Mr. Picky Pincher and I were both born with a green thumb. We love being outside and taking in all of the beautiful trees, flowers, and plants that grace the planet. We both have the itch to dig in the dirt and grow something meaningful from it.
But there’s a problem.
We live in a second story apartment without a yard.
What’s a Picky, green-thumbed couple to do?
Start our own mini patio garden, of course! While we aren’t able to grow much on our north-facing apartment balcony, we’ve been able to make it work. It’s been pretty dang useful, since we fulfill small bursts of our gardening urges while growing edible plants to save money.
Why Patio Gardens Rock
So why bother with the hassle of a patio garden? After all, it costs money to start, takes time to care for the plants, and you can always buy food at the grocery store, anyway!
Sure, all of those things are true to an extent.
But we’ve found that the money saved by eating our patio plants negates the startup costs. The effort to take care of the plants just means you’ll get outside for a little bit, which is always nice!
1. They are small
Our patio is full of crap.
We have tools, a grill, vacuums, etc. that permanently reside there, since our itty bitty apartment can’t contain all of our outdoorsy supplies. Even though space is limited, our patio garden is just chillin’ there. You can make a patio garden as small or as large as you’d like. While we opted for large planters, you can also try hanging baskets that fit on your balcony railing, like these.
Some people like their patio gardens to be adorable and cutesy. Go for it if that’s your thing! Pinterest has no shortage of adorable patio garden ideas. I love the vertical patio gardens I’ve seen; those are particularly useful if you have limited outdoor space.
But since we’re close to buying a home and starting a full garden, putting in the effort for a cute, short-term patio garden just didn’t make sense for us.
2. They are cheap to set up
The cost of a patio garden depends on how many bells and whistles you want. Here’s what we bought for a no-frills garden:
We got our organic soil during a big sale at Lowe’s.
If you aren’t in a hurry to set up your garden, wait until a hardware or department store is advertising a sale on their potting soil. You’ll probably only need one bag if you’re setting up a small garden. We bought two bags for our large planters and only paid $7!
- 3-4 planters in various sizes
The planters we use are repurposed from previous patio gardens, so we didn’t have to buy any this time around.
I do have to say that planters can sometimes be expensive. If you’re in the market for a planter, check out your local Freecycle site or Goodwill. I would recommend checking out Pinterest for creative planter ideas, too.
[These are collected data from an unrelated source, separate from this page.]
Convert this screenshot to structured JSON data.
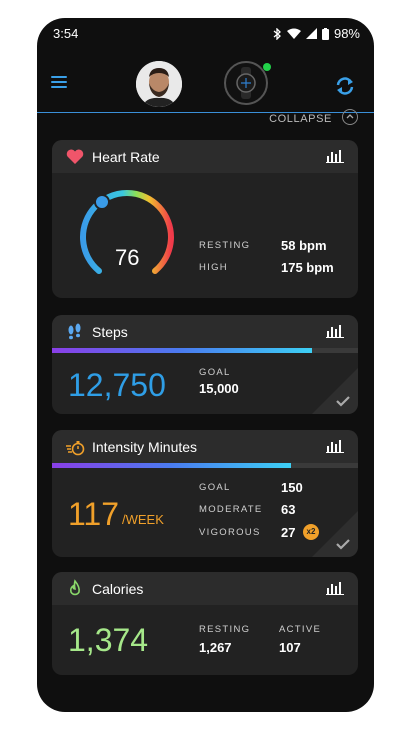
{
  "status_bar": {
    "time": "3:54",
    "battery": "98%"
  },
  "header": {
    "collapse_label": "COLLAPSE"
  },
  "heart_rate": {
    "title": "Heart Rate",
    "current": "76",
    "resting_label": "RESTING",
    "resting_value": "58 bpm",
    "high_label": "HIGH",
    "high_value": "175 bpm"
  },
  "steps": {
    "title": "Steps",
    "count": "12,750",
    "goal_label": "GOAL",
    "goal_value": "15,000",
    "progress_fraction": 0.85
  },
  "intensity": {
    "title": "Intensity Minutes",
    "value": "117",
    "unit": "/WEEK",
    "goal_label": "GOAL",
    "goal_value": "150",
    "moderate_label": "MODERATE",
    "moderate_value": "63",
    "vigorous_label": "VIGOROUS",
    "vigorous_value": "27",
    "vigorous_multiplier": "x2",
    "progress_fraction": 0.78
  },
  "calories": {
    "title": "Calories",
    "value": "1,374",
    "resting_label": "RESTING",
    "resting_value": "1,267",
    "active_label": "ACTIVE",
    "active_value": "107"
  },
  "colors": {
    "accent": "#3aa0e8",
    "steps": "#2f9ee6",
    "intensity": "#f0a02a",
    "calories": "#a6e88a"
  },
  "icons": [
    "wifi-icon",
    "signal-icon",
    "battery-icon",
    "bluetooth-icon",
    "menu-icon",
    "watch-icon",
    "sync-icon",
    "heart-icon",
    "footprints-icon",
    "stopwatch-icon",
    "flame-icon",
    "bar-chart-icon",
    "checkmark-icon"
  ]
}
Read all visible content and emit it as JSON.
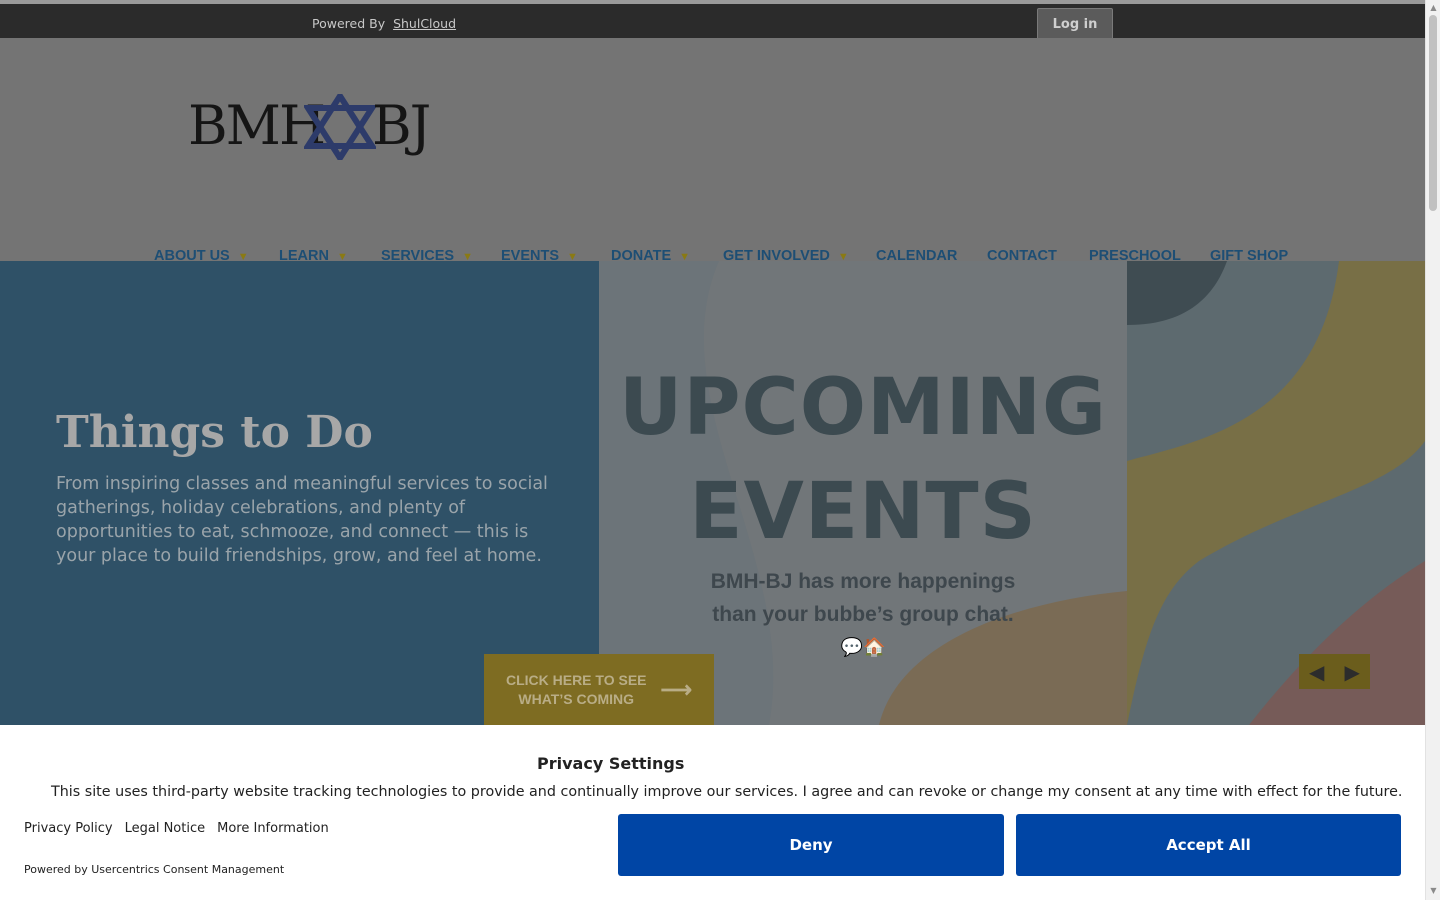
{
  "topbar": {
    "powered_prefix": "Powered By",
    "powered_link": "ShulCloud",
    "login_label": "Log in"
  },
  "logo": {
    "text_left": "BMH",
    "text_right": "BJ",
    "star": "✡"
  },
  "nav": {
    "items": [
      {
        "label": "ABOUT US",
        "caret": "▼"
      },
      {
        "label": "LEARN",
        "caret": "▼"
      },
      {
        "label": "SERVICES",
        "caret": "▼"
      },
      {
        "label": "EVENTS",
        "caret": "▼"
      },
      {
        "label": "DONATE",
        "caret": "▼"
      },
      {
        "label": "GET INVOLVED",
        "caret": "▼"
      },
      {
        "label": "CALENDAR"
      },
      {
        "label": "CONTACT"
      },
      {
        "label": "PRESCHOOL"
      },
      {
        "label": "GIFT SHOP"
      }
    ]
  },
  "hero": {
    "title": "Things to Do",
    "description": "From inspiring classes and meaningful services to social gatherings, holiday celebrations, and plenty of opportunities to eat, schmooze, and connect — this is your place to build friendships, grow, and feel at home.",
    "banner_line1": "UPCOMING",
    "banner_line2": "EVENTS",
    "banner_sub1": "BMH-BJ has more happenings",
    "banner_sub2": "than your bubbe’s group chat.",
    "banner_emoji": "💬🏠",
    "cta_line1": "CLICK HERE TO SEE",
    "cta_line2": "WHAT’S COMING",
    "cta_arrow": "⟶",
    "prev_arrow": "◀",
    "next_arrow": "▶"
  },
  "privacy": {
    "title": "Privacy Settings",
    "text": "This site uses third-party website tracking technologies to provide and continually improve our services. I agree and can revoke or change my consent at any time with effect for the future.",
    "links": [
      "Privacy Policy",
      "Legal Notice",
      "More Information"
    ],
    "powered": "Powered by Usercentrics Consent Management",
    "deny_label": "Deny",
    "accept_label": "Accept All"
  },
  "colors": {
    "accent_blue": "#0045a5",
    "nav_text": "#1d4e74",
    "hero_left_bg": "#2f5167",
    "cta_bg": "#7e6c22"
  }
}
Just make sure that the container you choose is safe for growing plants for food!
We bought full-grown plants at HEB, mostly because we were impatient.
Unfortunately most of our local nurseries have gone out of business (sad face!), so we’re stuck with big box stores in our area. Fortunately, HEB’s plants were pretty cheap and were decent quality. They had fully grown herbs for $2 apiece. We picked up chives, thyme, oregano, and a loooot of basil (Picky eaters love basil!).
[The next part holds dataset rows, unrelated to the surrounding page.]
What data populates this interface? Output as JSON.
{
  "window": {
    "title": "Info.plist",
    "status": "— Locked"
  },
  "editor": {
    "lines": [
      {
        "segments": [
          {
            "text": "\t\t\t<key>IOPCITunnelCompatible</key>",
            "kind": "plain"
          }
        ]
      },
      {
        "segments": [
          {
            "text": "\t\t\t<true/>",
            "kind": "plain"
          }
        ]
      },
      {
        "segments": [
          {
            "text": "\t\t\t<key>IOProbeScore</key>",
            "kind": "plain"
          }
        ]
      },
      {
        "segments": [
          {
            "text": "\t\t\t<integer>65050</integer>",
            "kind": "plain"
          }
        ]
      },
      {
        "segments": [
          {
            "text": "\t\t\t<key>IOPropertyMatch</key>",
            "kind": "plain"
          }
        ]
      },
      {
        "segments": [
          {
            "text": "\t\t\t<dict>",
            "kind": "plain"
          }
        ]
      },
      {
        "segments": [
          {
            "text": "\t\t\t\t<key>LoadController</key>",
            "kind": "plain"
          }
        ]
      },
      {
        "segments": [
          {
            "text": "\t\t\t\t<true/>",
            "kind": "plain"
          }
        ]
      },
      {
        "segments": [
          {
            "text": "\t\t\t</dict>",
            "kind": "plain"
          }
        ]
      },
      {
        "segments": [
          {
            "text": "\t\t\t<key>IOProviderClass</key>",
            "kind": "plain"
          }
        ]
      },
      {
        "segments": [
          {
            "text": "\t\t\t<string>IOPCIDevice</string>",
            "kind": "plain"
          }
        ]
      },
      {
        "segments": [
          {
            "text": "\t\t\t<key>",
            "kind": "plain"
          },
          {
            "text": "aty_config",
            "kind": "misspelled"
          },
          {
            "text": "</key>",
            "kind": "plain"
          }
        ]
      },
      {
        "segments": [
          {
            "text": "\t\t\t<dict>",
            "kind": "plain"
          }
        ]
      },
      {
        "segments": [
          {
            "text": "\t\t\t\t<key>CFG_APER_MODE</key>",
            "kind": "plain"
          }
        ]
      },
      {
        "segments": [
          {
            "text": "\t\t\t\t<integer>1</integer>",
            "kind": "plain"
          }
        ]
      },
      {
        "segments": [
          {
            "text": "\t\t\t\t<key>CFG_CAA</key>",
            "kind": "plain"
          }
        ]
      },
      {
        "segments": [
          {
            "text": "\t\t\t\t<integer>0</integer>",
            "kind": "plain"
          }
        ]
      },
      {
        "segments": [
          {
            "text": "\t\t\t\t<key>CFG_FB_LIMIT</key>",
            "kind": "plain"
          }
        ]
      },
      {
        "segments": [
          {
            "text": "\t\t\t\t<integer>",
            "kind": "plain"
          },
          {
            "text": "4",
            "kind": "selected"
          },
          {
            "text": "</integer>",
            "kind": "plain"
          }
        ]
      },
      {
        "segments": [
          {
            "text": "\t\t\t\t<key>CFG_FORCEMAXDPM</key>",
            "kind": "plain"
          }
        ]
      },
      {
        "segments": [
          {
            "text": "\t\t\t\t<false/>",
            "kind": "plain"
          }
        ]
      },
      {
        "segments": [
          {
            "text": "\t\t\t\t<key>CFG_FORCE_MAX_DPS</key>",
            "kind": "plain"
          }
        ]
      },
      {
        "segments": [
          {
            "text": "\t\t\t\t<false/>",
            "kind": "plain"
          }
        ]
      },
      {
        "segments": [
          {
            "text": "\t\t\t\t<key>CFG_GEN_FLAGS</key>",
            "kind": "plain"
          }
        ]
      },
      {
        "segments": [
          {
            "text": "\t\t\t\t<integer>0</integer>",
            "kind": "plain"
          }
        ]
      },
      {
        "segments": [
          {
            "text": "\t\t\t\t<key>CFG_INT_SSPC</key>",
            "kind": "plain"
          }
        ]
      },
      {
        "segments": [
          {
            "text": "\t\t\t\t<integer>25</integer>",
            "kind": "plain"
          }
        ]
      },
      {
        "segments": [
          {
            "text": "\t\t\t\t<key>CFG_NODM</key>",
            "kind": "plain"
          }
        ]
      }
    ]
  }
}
As luck would have it, one of Mr. Picky Pincher’s coworkers is a gardener and gave us a couple of extra green onion plants, too. At first we didn’t think these little guys were gonna make it, but they’re flourishing!
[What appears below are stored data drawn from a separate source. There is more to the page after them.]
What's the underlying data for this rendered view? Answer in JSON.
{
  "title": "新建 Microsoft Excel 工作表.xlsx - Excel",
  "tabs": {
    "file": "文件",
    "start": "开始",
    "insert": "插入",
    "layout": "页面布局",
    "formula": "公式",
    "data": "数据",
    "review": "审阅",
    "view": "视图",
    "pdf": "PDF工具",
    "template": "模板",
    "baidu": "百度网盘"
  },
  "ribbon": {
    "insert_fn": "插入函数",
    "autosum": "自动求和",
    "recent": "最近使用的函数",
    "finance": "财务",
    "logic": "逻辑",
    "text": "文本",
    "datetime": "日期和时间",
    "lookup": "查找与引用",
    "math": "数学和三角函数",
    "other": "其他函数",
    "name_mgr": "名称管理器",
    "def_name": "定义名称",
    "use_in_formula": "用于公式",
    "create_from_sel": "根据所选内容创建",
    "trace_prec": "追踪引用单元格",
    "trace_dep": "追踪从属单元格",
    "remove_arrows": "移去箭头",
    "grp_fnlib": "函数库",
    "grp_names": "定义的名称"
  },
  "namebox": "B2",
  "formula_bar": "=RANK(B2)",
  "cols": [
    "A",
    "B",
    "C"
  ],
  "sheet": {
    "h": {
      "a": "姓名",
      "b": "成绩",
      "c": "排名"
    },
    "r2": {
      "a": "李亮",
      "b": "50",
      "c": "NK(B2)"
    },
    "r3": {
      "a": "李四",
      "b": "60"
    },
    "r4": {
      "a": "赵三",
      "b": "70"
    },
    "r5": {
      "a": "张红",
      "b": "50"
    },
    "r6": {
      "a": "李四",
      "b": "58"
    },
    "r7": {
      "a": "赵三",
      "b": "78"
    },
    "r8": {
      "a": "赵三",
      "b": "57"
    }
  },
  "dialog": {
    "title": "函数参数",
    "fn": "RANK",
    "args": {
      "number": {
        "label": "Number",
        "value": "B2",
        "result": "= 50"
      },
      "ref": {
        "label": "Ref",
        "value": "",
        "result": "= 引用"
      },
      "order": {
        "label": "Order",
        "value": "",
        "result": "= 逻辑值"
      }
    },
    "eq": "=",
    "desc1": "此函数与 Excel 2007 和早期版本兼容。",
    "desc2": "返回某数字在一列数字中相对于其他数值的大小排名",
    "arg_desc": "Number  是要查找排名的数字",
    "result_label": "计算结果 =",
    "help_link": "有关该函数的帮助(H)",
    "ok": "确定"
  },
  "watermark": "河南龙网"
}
If you’d like to really save money on plants, see if you have a local seed bank. They give out free seeds, as long as you return to replenish the seeds that you borrowed once your plants mature. You can also join a gardening group on a site like Meetup to see if anyone has extra plants or cuttings.
3. You can grow food in them
This was our true motivation for creating a patio garden.
We are quite fond of basil. Unfortunately, a pack of fresh basil leaves costs $4 at HEB. At first we dismissed this as an essential expense, but over time I got more ticked off about it. Four bucks was a lot of money to me, especially while we were trying to reduce food costs.
One day I noticed that HEB was selling large basil plants for $2.50. These plants had at least three times the amount of leaves that were in the $4 pack. That’s outrageous! It would have made more sense to buy an entire plant instead of just six leaves from the plant!
So now we grow all of our own fresh herbs. This has easily cut $4-$8 from our grocery bill each week, since we prefer the taste of fresh herbs anyway. It’s been a game changer for our food quality and costs.
The Bottom Line
The good thing about patio gardens is that they’re cheap to set up, easy to maintain, and can reduce your food costs.
What’s not to like?
Even if you don’t know a thing about plants, a patio garden is a great way to get started. You can start a small herb garden for $20 and make back that money in a few months. Our patio garden has enabled us to shave more costs from our food budget, and that means more savings.
We want to know: Do you have a food garden?